Apple is preparing a major reboot of Siri that would turn the assistant into a full-fledged AI chatbot, according to a report from Bloomberg’s Mark Gurman. Internally codenamed “Campos,” the new Siri is said to support both voice and text conversations, be deeply integrated into iOS 27, and take center stage at Apple’s next developer conference.
The shift marks a notable change in strategy. Apple software chief Craig Federighi has previously framed Apple’s approach as ambient intelligence rather than a chat interface, but the rapid rise of conversational AI is resetting expectations. The company is also watching competitive moves closely, including OpenAI’s exploration of consumer hardware with former Apple design leader Jony Ive, a pairing that underscores the threat of AI-native devices.

The stakes for Apple are enormous: Siri ships on a massive installed base of more than 2 billion active devices. If a conversational Siri becomes genuinely helpful, it could reshape how hundreds of millions of iPhone users search, plan, and automate daily tasks—and redefine the role of the assistant across Apple’s ecosystem.
How the New Siri Could Work Across Apps and Services
Gurman’s reporting points to a Siri that behaves more like today’s leading chatbots, with persistent context and the ability to handle multi-step requests via either text or voice. Think: “Reschedule my dentist appointment, tell my boss I’ll be late, and book the next available rideshare near my office,” with Siri orchestrating across Calendar, Mail, Messages, and third-party apps.
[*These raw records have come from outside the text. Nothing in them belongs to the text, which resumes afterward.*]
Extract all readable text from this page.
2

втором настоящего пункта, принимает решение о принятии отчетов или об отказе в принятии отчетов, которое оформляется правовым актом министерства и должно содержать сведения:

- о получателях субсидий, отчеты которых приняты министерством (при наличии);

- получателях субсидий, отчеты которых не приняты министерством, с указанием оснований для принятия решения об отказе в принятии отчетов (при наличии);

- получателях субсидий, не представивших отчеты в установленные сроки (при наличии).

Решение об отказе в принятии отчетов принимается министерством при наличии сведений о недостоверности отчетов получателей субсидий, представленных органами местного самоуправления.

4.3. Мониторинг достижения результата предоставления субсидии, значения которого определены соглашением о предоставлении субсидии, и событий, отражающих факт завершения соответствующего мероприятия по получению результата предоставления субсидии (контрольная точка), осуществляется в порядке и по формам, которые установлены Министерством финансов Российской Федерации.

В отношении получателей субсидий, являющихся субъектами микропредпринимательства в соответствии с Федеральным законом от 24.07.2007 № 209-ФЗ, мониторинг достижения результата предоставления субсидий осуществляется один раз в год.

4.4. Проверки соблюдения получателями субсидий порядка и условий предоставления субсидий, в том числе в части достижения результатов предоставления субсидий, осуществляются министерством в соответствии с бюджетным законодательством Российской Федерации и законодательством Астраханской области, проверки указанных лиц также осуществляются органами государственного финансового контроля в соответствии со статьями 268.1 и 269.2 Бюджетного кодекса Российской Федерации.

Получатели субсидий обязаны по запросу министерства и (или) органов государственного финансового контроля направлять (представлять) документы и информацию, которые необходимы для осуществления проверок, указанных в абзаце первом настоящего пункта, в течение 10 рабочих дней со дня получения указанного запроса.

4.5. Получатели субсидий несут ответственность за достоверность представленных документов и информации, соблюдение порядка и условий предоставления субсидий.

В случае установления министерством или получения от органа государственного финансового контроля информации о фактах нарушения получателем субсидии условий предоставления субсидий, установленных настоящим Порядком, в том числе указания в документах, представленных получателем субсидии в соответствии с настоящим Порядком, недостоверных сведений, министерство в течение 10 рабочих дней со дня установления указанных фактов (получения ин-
Apple has the hardware to push more of this intelligence onto devices. The A17 Pro’s Neural Engine can handle up to 35 TOPS, and Apple’s M-series chips continue to scale that capability on iPad and Mac. On-device processing reduces latency and bolsters privacy, while heavier tasks could fall back to the cloud. Apple has reportedly developed its own foundation models (often referenced as “Ajax”) to power these features, with the “Campos” project likely acting as the orchestration layer.
Why Apple Is Pivoting Now to a Conversational Siri
Consumer behavior has shifted. Chat interfaces set the bar for how people expect AI to work, and rivals have moved aggressively. Google is fusing Assistant with Gemini across products, Microsoft has threaded Copilot through Windows and Office, and Amazon has previewed a more conversational Alexa. Against that backdrop, Siri’s earlier limitations—rigid commands, shallow context, and inconsistent app control—have grown more visible.

After evaluating outside partners, Apple recently confirmed Google’s Gemini as a strategic AI provider, signaling a hybrid approach that blends Apple’s on-device models with select cloud capabilities. The company is expected to emphasize privacy guardrails, likely using techniques such as on-device inference by default and tightly controlled “private cloud” processing when needed.
Opportunities and Risks of a New Conversational Siri
A capable conversational Siri could make the iPhone more indispensable, boost services engagement, and unlock richer automations through Shortcuts and new developer APIs. For developers, a chatbot-native Siri could become a high-intent gateway, routing user requests into app-specific actions with far less friction than today’s voice triggers.
Yet the risks are real. Large language models can hallucinate, and assistants that take action raise safety, security, and liability questions. Regulators in the US and EU are already scrutinizing digital gatekeepers and AI transparency. There is also the economic side: training and running advanced models is capital intensive, and industry leaders have flagged rising AI infrastructure costs. Apple’s R&D now exceeds $30 billion annually, underscoring both the scale and the pressure to ship durable, cost-efficient AI features.
What to Watch as Apple Prepares Its Overhauled Siri
Key indicators will include how deeply the new Siri ties into core apps and third-party services, the quality of its long-term memory and personalization (with user consent), and whether Apple limits the experience to newer devices with more capable NPUs. Watch for language availability, developer tooling, and how prominently Apple brands any reliance on Gemini.
If “Campos” delivers on the promise of a conversational, action-oriented assistant, Apple could finally close the gap with leading chatbots—and turn Siri from a voice command utility into a daily AI companion woven through the iPhone experience.